Google warns Samsung Galaxy phone owners about unpatched vulnerability

Last month we told you how the U.S. government ordered all federal employees using a Pixel handset to install the latest security update before July 4th or stop using the device. That order came from the Known Exploited Vulnerabilities (KEV) listings that are managed by CISA (Cybersecurity and Infrastructure Security Agency). Apparently CVE-2024-32896 "may be under limited, targeted exploitation."

Exploiting the CVE-2024-32896 vulnerability could allow an attacker to have privilege escalation. Privilege escalation would allow an attacker to use an app to access and capture data that normally would not be available to the bad actor. It could also allow the attacker to take unauthorized actions that are typically reserved for users with higher privileges. As you can see, this is a serious problem and as a zero-day exploit, no patch or fix was available at the time the issue was discovered.

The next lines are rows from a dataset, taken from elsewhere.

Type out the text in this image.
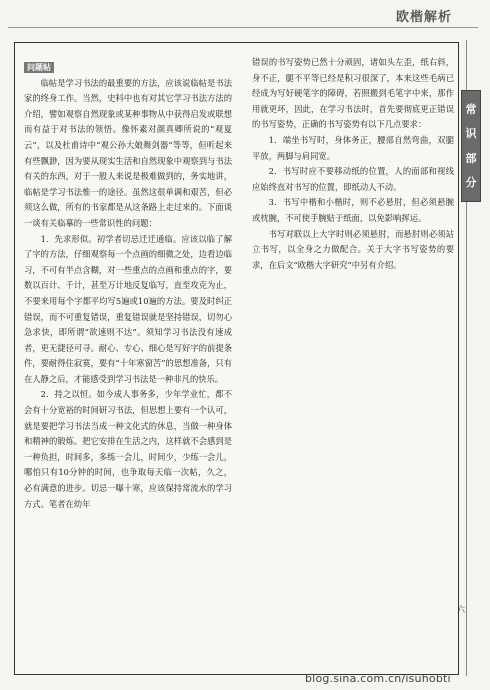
欧楷解析
常
识
部
分
问题帖

临帖是学习书法的最重要的方法，应该说临帖是书法家的终身工作。当然，史料中也有对其它学习书法方法的介绍，譬如观察自然现象或某种事物从中获得启发或联想而有益于对书法的领悟。像怀素对颜真卿所说的“观夏云”，以及杜甫诗中“观公孙大娘舞剑器”等等，但听起来有些飘渺，因为要从现实生活和自然现象中观察到与书法有关的东西，对于一般人来说是极难做到的，务实地讲，临帖是学习书法惟一的途径。虽然这很单调和艰苦，但必须这么做，所有的书家都是从这条路上走过来的。下面谈一谈有关临摹的一些常识性的问题：

1．先求形似。初学者切忌迁迁通临。应该以临了解了字的方法，仔细观察每一个点画的细微之处，边看边临习，不可有半点含糊，对一些重点的点画和重点的字，要数以百计、千计，甚至万计地反复临写，直至攻克为止，不要来用每个字都平均写5遍或10遍的方法。要及时纠正错误，而不可重复错误，重复错误就是坚持错误，切勿心急求快，即所谓“欲速则不达”。须知学习书法没有速成者，更无捷径可寻。耐心、专心、细心是写好字的前提条件，要耐得住寂寞，要有“十年寒窗苦”的思想准备，只有在人静之后，才能感受到学习书法是一种非凡的快乐。

2．持之以恒。如今成人事务多，少年学业忙，都不会有十分宽裕的时间研习书法，但思想上要有一个认可，就是要把学习书法当成一种文化式的休息，当做一种身体和精神的锻炼。把它安排在生活之内，这样就不会感到是一种负担，时间多，多练一会儿，时间少，少练一会儿，哪怕只有10分钟的时间，也争取每天临一次帖，久之，必有满意的进步。切忌一曝十寒，应该保持常流水的学习方式。笔者在幼年

错误的书写姿势已然十分顽固，诸如头左歪，纸右斜，身不正，腿不平等已经是积习很深了，本来这些毛病已经成为写好硬笔字的障碍，若照搬到毛笔字中来，那作用就更坏，因此，在学习书法时，首先要彻底更正错误的书写姿势，正确的书写姿势有以下几点要求：

1．端坐书写时，身体务正，腰部自然弯曲，双腿平放，两脚与肩同宽。

2．书写时应不要移动纸的位置，人的面部和视线应始终直对书写的位置，即纸动人不动。

3．书写中楷和小楷时，则不必悬肘，但必须悬腕或枕腕，不可使手腕贴于纸面，以免影响挥运。

书写对联以上大字时则必须悬肘，而悬肘则必须站立书写，以全身之力做配合。关于大字书写姿势的要求，在后文“欧楷大字研究”中另有介绍。

六
blog.sina.com.cn/isuhobti
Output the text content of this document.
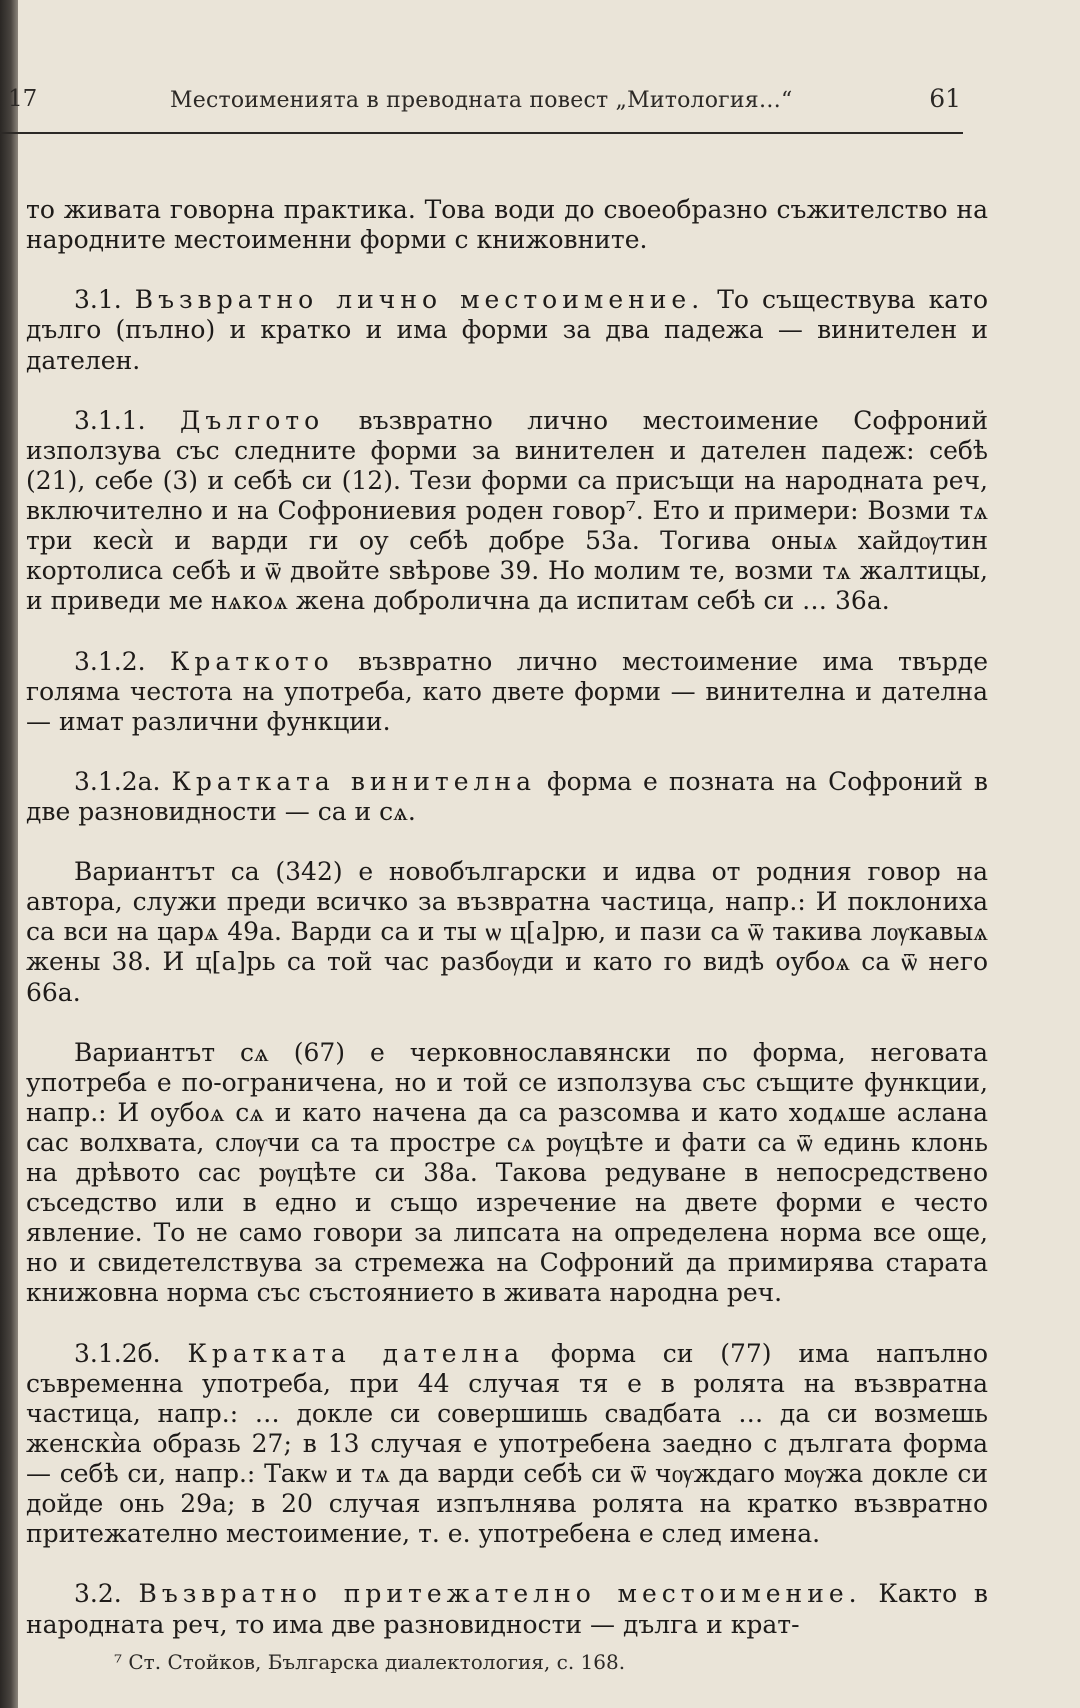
17	Местоименията в преводната повест „Митология…“	61

то живата говорна практика. Това води до своеобразно съжителство на народните местоименни форми с книжовните.

3.1. Възвратно лично местоимение. То съществува като дълго (пълно) и кратко и има форми за два падежа — винителен и дателен.

3.1.1. Дългото възвратно лично местоимение Софроний използува със следните форми за винителен и дателен падеж: себѣ (21), себе (3) и себѣ си (12). Тези форми са присъщи на народната реч, включително и на Софрониевия роден говор⁷. Ето и примери: Возми тѧ три кесѝ и варди ги оу себѣ добре 53а. Тогива оныѧ хайдѹтин кортолиса себѣ и ѿ двойте ѕвѣрове 39. Но молим те, возми тѧ жалтицы, и приведи ме нѧкоѧ жена добролична да испитам себѣ си … 36а.

3.1.2. Краткото възвратно лично местоимение има твърде голяма честота на употреба, като двете форми — винителна и дателна — имат различни функции.

3.1.2а. Кратката винителна форма е позната на Софроний в две разновидности — са и сѧ.

Вариантът са (342) е новобългарски и идва от родния говор на автора, служи преди всичко за възвратна частица, напр.: И поклониха са вси на царѧ 49а. Варди са и ты ѡ ц[а]рю, и пази са ѿ такива лѹкавыѧ жены 38. И ц[а]рь са той час разбѹди и като го видѣ оубоѧ са ѿ него 66а.

Вариантът сѧ (67) е черковнославянски по форма, неговата употреба е по-ограничена, но и той се използува със същите функции, напр.: И оубоѧ сѧ и като начена да са разсомва и като ходѧше аслана сас волхвата, слѹчи са та простре сѧ рѹцѣте и фати са ѿ единь клонь на дрѣвото сас рѹцѣте си 38а. Такова редуване в непосредствено съседство или в едно и също изречение на двете форми е често явление. То не само говори за липсата на определена норма все още, но и свидетелствува за стремежа на Софроний да примирява старата книжовна норма със състоянието в живата народна реч.

3.1.2б. Кратката дателна форма си (77) има напълно съвременна употреба, при 44 случая тя е в ролята на възвратна частица, напр.: … докле си совершишь свадбата … да си возмешь женскѝа образь 27; в 13 случая е употребена заедно с дългата форма — себѣ си, напр.: Такѡ и тѧ да варди себѣ си ѿ чѹждаго мѹжа докле си дойде онь 29а; в 20 случая изпълнява ролята на кратко възвратно притежателно местоимение, т. е. употребена е след имена.

3.2. Възвратно притежателно местоимение. Както в народната реч, то има две разновидности — дълга и крат-

⁷ Ст. Стойков, Българска диалектология, с. 168.
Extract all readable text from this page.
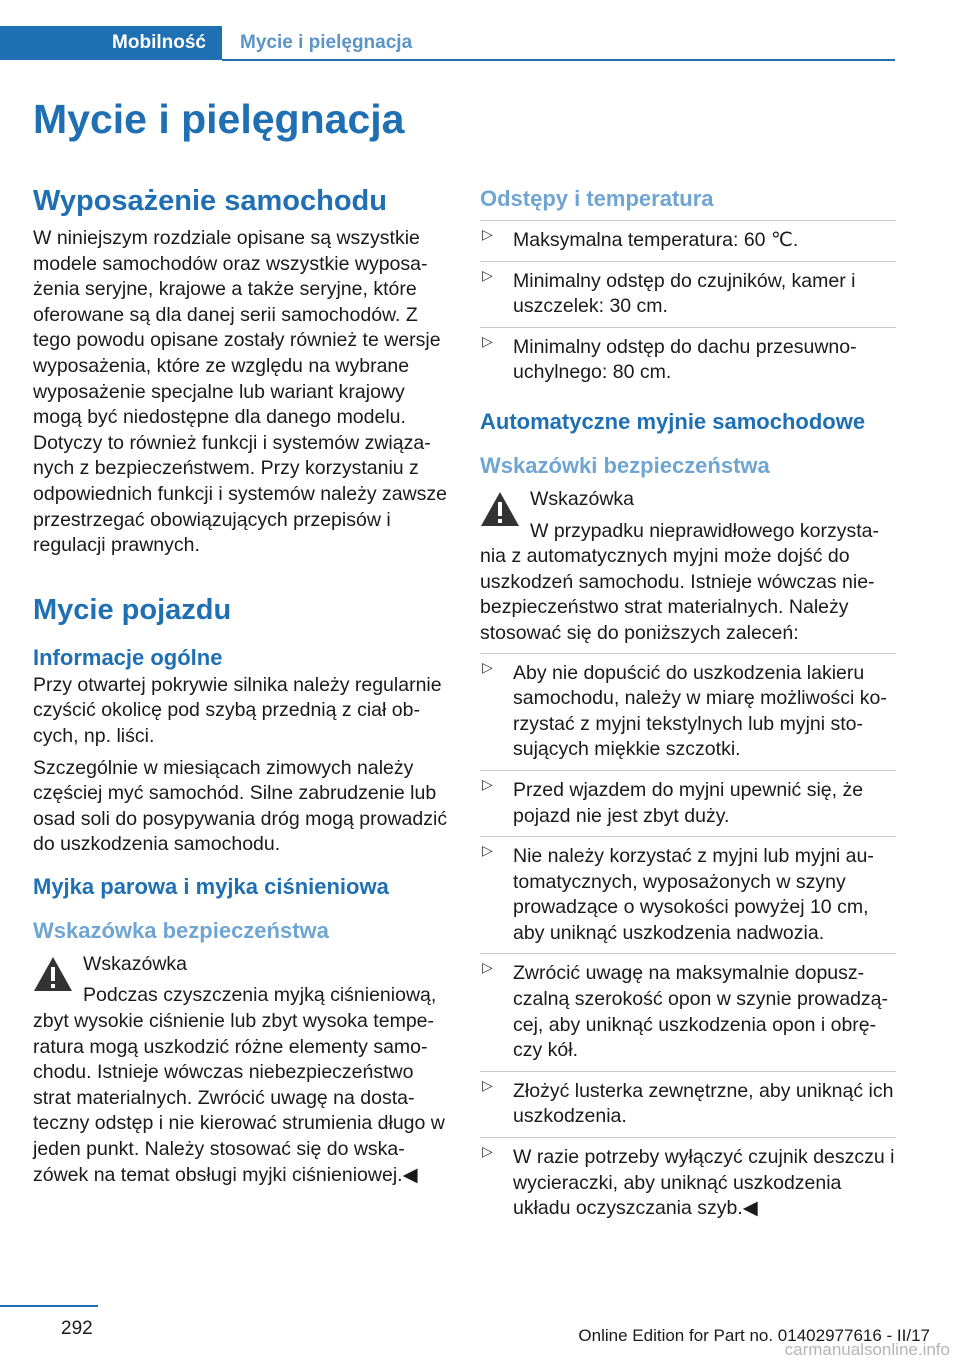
Mobilność Mycie i pielęgnacja
Mycie i pielęgnacja
Wyposażenie samochodu

W niniejszym rozdziale opisane są wszystkie modele samochodów oraz wszystkie wyposażenia seryjne, krajowe a także seryjne, które oferowane są dla danej serii samochodów. Z tego powodu opisane zostały również te wersje wyposażenia, które ze względu na wybrane wyposażenie specjalne lub wariant krajowy mogą być niedostępne dla danego modelu. Dotyczy to również funkcji i systemów związanych z bezpieczeństwem. Przy korzystaniu z odpowiednich funkcji i systemów należy zawsze przestrzegać obowiązujących przepisów i regulacji prawnych.

Mycie pojazdu
Informacje ogólne

Przy otwartej pokrywie silnika należy regularnie czyścić okolicę pod szybą przednią z ciał obcych, np. liści.

Szczególnie w miesiącach zimowych należy częściej myć samochód. Silne zabrudzenie lub osad soli do posypywania dróg mogą prowadzić do uszkodzenia samochodu.

Myjka parowa i myjka ciśnieniowa
Wskazówka bezpieczeństwa

Wskazówka

Podczas czyszczenia myjką ciśnieniową, zbyt wysokie ciśnienie lub zbyt wysoka temperatura mogą uszkodzić różne elementy samochodu. Istnieje wówczas niebezpieczeństwo strat materialnych. Zwrócić uwagę na dostateczny odstęp i nie kierować strumienia długo w jeden punkt. Należy stosować się do wskazówek na temat obsługi myjki ciśnieniowej.◀

Odstępy i temperatura
▷ Maksymalna temperatura: 60 ℃.
▷ Minimalny odstęp do czujników, kamer i uszczelek: 30 cm.
▷ Minimalny odstęp do dachu przesuwnouchylnego: 80 cm.
Automatyczne myjnie samochodowe
Wskazówki bezpieczeństwa

Wskazówka

W przypadku nieprawidłowego korzystania z automatycznych myjni może dojść do uszkodzeń samochodu. Istnieje wówczas niebezpieczeństwo strat materialnych. Należy stosować się do poniższych zaleceń:

▷ Aby nie dopuścić do uszkodzenia lakieru samochodu, należy w miarę możliwości korzystać z myjni tekstylnych lub myjni stosujących miękkie szczotki.
▷ Przed wjazdem do myjni upewnić się, że pojazd nie jest zbyt duży.
▷ Nie należy korzystać z myjni lub myjni automatycznych, wyposażonych w szyny prowadzące o wysokości powyżej 10 cm, aby uniknąć uszkodzenia nadwozia.
▷ Zwrócić uwagę na maksymalnie dopuszczalną szerokość opon w szynie prowadzącej, aby uniknąć uszkodzenia opon i obręczy kół.
▷ Złożyć lusterka zewnętrzne, aby uniknąć ich uszkodzenia.
▷ W razie potrzeby wyłączyć czujnik deszczu i wycieraczki, aby uniknąć uszkodzenia układu oczyszczania szyb.◀
292	Online Edition for Part no. 01402977616 - II/17
carmanualsonline.info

Google has announced that CVE-2024-32896 not only affects Pixel devices, but is a security flaw on Samsung Galaxy devices and all other Android phones. While Samsung already released the July security update for its Galaxy phones, the update did not include a patch for the vulnerability. Pixel devices have had this vulnerability patched while Galaxy and other Android models have not fixed the issue.

Google did add that "additional exploits would be needed to compromise a device," which really isn't something to make you relax because GrapheneOS says, "There are two vulnerabilities being addressed. Neither issue is being fixed outside Pixels yet."

Google did admit that this flaw was not yet patched outside of Pixel devices and the company told Forbes, "Android security is aware of this issue, and after further review, this issue does impact Android platform… Pixel devices that have installed the latest security update are protected… we are prioritizing applicable fixes for other Android OEM partners and will roll them out as soon as they are available."

Samsung's July security update does patch three critical Qualcomm vulnerabilities that were fixed for Pixel handsets in June leaving Samsung late once again. Samsung has already informed the public that component patches like the ones for the Qualcomm flaws take longer to disseminate than software and firmware fixes, but once again Pixel users had their phones secured first.

One of the updates in Samsung's July security update  did fix a current vulnerability, CVE-2024-31320, which Google warns "could lead to local escalation of privilege with no additional execution privileges needed." Hopefully, next month's Samsung security update for August will finally patch the CVE-2024-32896 flaw.